En la novela de Böll, el personaje principal es una mujer común e intrascendente que pasa una noche con alguien, sin saber que es un prófugo del grupo armado Baader-Meinhof. Ese dato, en manos de un reportero que manipula la verdadera raíz de los hechos, termina por hacer añicos su vida privada. El fugitivo había pasado a un segundo plano; ahora era ella quien copaba la escena, y sólo por aquella involuntaria circunstancia. Es que el universo de la comunicación posee su propio sistema punitivo: la criminología mediática, como, justamente, la llama Zaffaroni.

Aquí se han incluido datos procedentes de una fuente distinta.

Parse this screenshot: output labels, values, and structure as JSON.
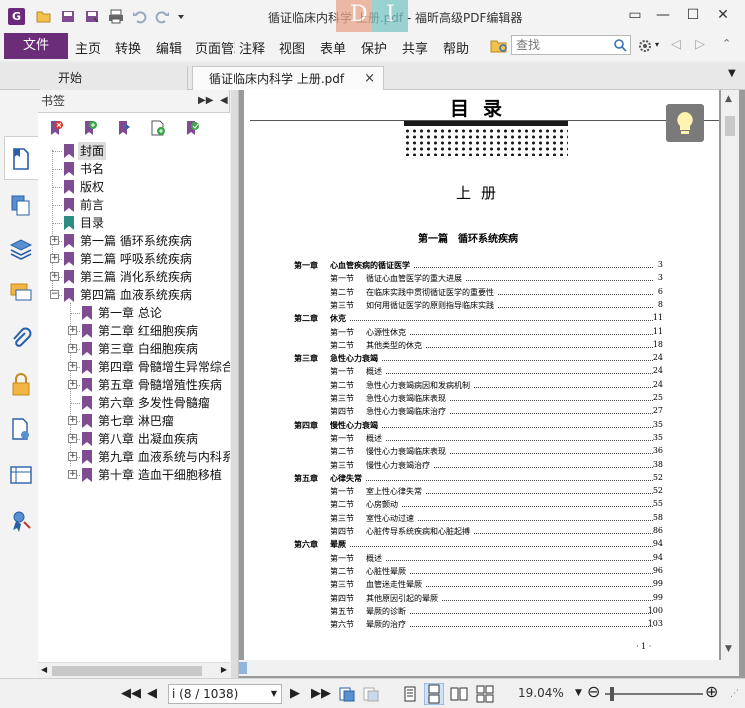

En el episodio que tanto escandaliza a la revista Libre y a La Alameda, poco importa si en los departamentos aludidos había realmente mujeres sometidas a un régimen de esclavitud. Y de ser así, tampoco parece necesario determinar en poder de quiénes estaban sometidas. Por el contrario, la clave pública del asunto fue puntualmente depositada en la identidad del locatario; o sea: Zaffaroni. “¿Sabía Zaffaroni lo que pasaba en sus inmuebles”, se pregunta ahora el espíritu público. “¿Usted sabía eso?”, le preguntan los los movileros a Zaffaroni, cada vez que entra o sale de su casa. También lo llaman a toda hora. Y con idéntica insistencia, importunan a sus colaboradores y vecinos. La criminología mediática ha pasado a la acción.

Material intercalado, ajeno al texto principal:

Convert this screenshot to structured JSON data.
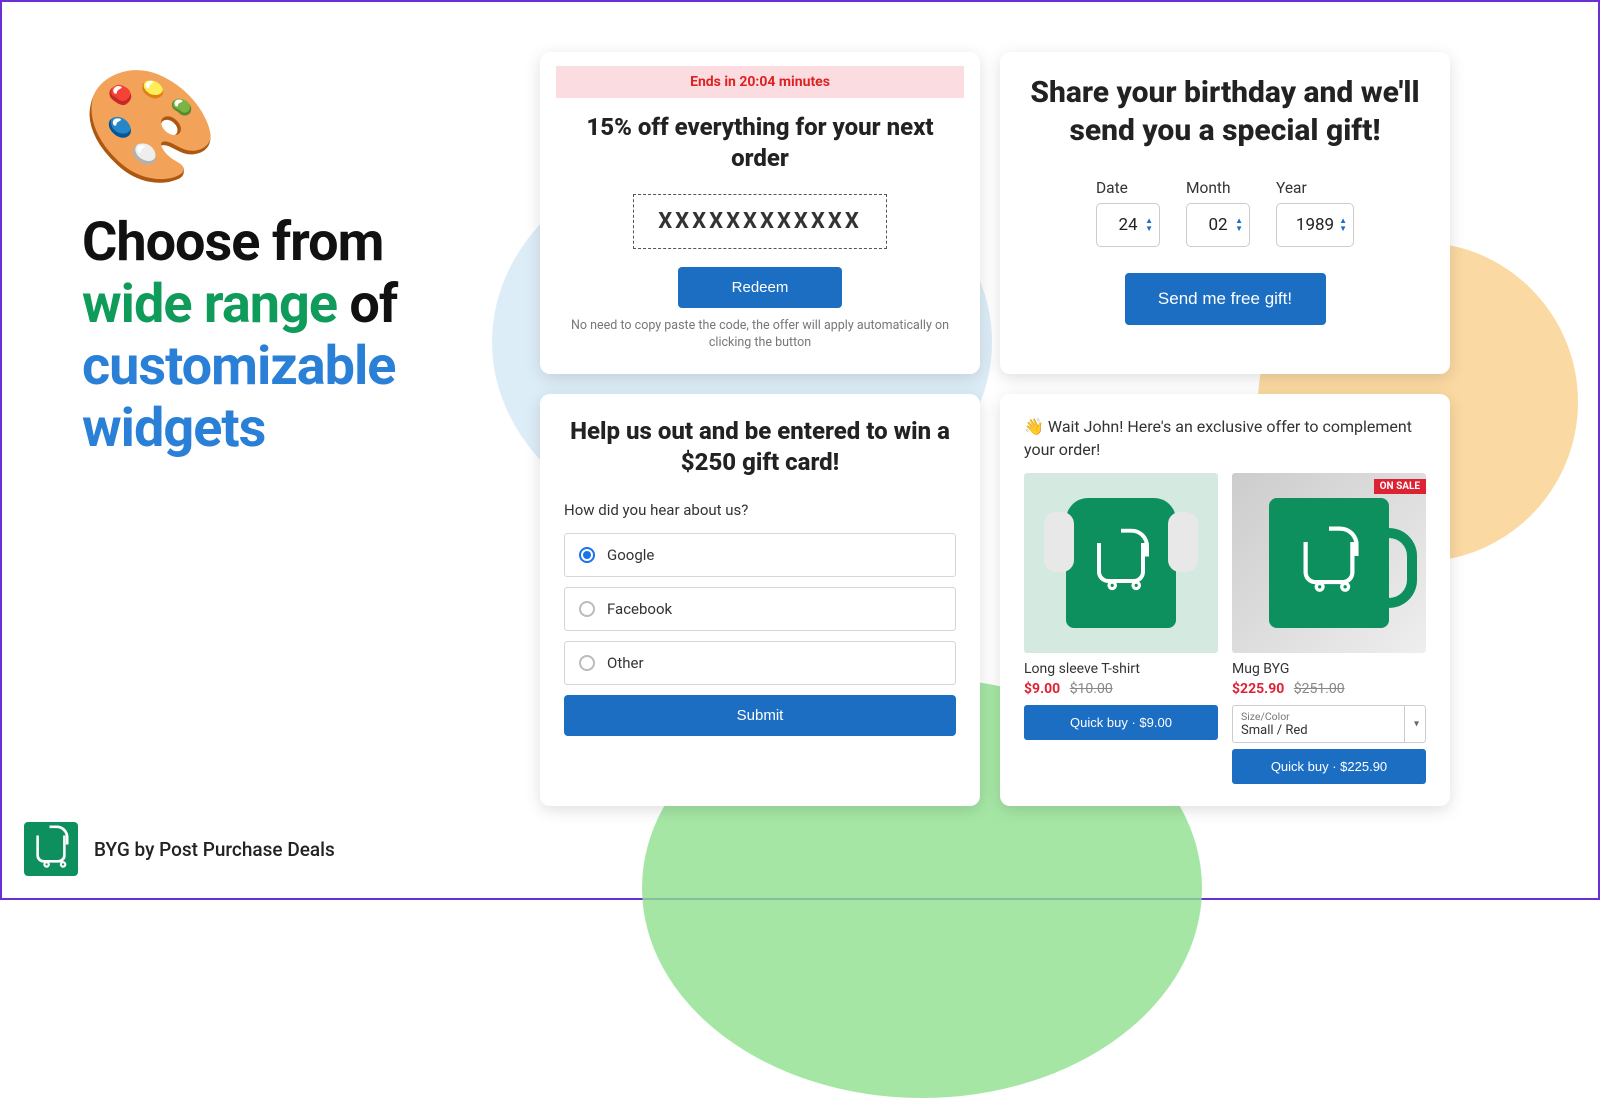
{
  "headline": {
    "l1": "Choose from",
    "l2_green": "wide range",
    "l2_rest": " of",
    "l3": "customizable",
    "l4": "widgets"
  },
  "promo": {
    "timer": "Ends in 20:04 minutes",
    "title": "15% off everything for your next order",
    "code": "XXXXXXXXXXXX",
    "redeem_label": "Redeem",
    "disclaimer": "No need to copy paste the code, the offer will apply automatically on clicking the button"
  },
  "birthday": {
    "title": "Share your birthday and we'll send you a special gift!",
    "date_label": "Date",
    "date_value": "24",
    "month_label": "Month",
    "month_value": "02",
    "year_label": "Year",
    "year_value": "1989",
    "send_label": "Send me free gift!"
  },
  "survey": {
    "title": "Help us out and be entered to win a $250 gift card!",
    "question": "How did you hear about us?",
    "opt1": "Google",
    "opt2": "Facebook",
    "opt3": "Other",
    "submit_label": "Submit"
  },
  "upsell": {
    "intro": "👋 Wait John! Here's an exclusive offer to complement your order!",
    "products": [
      {
        "name": "Long sleeve T-shirt",
        "price_now": "$9.00",
        "price_old": "$10.00",
        "buy_label": "Quick buy · $9.00",
        "on_sale": false
      },
      {
        "name": "Mug BYG",
        "price_now": "$225.90",
        "price_old": "$251.00",
        "buy_label": "Quick buy · $225.90",
        "on_sale": true,
        "sale_badge": "ON SALE",
        "variant_label": "Size/Color",
        "variant_value": "Small / Red"
      }
    ]
  },
  "footer": {
    "brand": "BYG by Post Purchase Deals"
  }
}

Asombra, en cambio, el papel de La Alameda. Y que en nombre de su lucha contra el tráfico de mujeres participe de esta maniobra. Asombra porque hubo un tiempo en el cual La Alameda tuvo una función política muy importante por sus escraches a proxenetas y talleres textiles clandestinos. Sin embargo, a partir de 2008 los objetivos de sus militantes –encabezados por Gustavo Vera– se enrarecieron, al punto de haber incluido en su nómina de blancos a las trabajadoras sexuales independientes. Ese giro estratégico coincide con los orígenes de su vínculo con el arzobispo de la ciudad de Buenos Aires, Jorge Bergoglio.

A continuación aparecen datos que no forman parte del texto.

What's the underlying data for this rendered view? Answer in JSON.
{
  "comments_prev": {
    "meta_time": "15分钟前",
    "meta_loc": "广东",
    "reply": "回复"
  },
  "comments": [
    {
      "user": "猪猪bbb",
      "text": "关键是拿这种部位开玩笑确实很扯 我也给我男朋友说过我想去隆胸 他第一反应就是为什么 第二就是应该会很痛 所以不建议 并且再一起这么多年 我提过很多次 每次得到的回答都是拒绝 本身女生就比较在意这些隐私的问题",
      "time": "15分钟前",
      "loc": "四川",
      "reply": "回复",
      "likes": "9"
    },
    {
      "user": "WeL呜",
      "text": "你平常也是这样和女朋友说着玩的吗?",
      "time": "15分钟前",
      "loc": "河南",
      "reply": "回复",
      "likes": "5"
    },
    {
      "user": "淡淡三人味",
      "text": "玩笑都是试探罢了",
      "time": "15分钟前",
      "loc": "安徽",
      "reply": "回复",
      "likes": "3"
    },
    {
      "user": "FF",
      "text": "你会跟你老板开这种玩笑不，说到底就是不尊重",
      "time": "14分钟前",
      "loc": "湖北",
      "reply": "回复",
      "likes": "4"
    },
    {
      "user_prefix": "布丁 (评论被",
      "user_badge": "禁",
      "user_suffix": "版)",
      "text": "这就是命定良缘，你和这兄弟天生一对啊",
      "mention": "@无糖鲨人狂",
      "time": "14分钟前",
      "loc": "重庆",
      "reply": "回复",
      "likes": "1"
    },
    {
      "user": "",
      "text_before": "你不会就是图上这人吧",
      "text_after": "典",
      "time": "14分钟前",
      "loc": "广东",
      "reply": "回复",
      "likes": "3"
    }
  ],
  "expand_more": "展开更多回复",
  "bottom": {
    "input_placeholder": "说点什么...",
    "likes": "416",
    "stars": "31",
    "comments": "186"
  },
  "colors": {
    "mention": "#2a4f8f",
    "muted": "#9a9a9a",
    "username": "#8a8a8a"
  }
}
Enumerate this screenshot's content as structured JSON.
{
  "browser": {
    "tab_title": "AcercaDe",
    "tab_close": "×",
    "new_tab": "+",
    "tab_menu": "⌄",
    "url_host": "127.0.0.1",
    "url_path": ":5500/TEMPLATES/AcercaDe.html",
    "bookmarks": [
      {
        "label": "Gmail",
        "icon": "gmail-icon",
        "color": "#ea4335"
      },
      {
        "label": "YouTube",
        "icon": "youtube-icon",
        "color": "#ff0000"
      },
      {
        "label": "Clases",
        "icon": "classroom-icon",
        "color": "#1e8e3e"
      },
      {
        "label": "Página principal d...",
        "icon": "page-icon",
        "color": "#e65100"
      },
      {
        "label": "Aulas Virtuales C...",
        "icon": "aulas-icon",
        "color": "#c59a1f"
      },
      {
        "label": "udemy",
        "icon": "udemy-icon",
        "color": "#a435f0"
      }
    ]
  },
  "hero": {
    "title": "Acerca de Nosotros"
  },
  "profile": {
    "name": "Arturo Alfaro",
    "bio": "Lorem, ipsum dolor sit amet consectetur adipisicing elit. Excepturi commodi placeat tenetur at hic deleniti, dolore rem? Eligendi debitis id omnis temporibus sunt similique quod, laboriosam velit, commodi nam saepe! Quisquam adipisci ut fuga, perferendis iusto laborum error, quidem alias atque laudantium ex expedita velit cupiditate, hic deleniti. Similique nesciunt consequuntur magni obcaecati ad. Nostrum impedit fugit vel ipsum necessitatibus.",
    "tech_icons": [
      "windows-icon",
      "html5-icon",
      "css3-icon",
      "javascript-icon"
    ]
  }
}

Dicen que el hombre que aportó el contacto entre éste y La Alameda fue el líder del Movimiento de Trabajadores Excluidos (MTE), Juan Garbois. Lo cierto es que desde entonces, esa ONG se transformó en una suerte de Ucep al servicio del Señor. Tanto es así que, en consonancia con la tirria eclesiástica hacia la despenalización del consumo de marihuana, uno de sus dirigentes no dudó sugerir que la revista canábica THC era financiada por el narcotráfico internacional. La Alameda también supo fustigar a otro dilecto enemigo de Bergoglio: el periodista Horacio Verbitsky. La razón: en un congreso del Cels no fue chequeda la trayectoria del representante de la comunidad boliviana, Alfredo Ayala, un sujeto muy cuestionado por La Alameda. Ahora –ya se sabe– es el turno de Zaffaroni.
Es curioso: en 1989, al entonces juez de la Corte Augusto Belluscio se le cayó en París una amante por la ventana. Nadie dijo nada.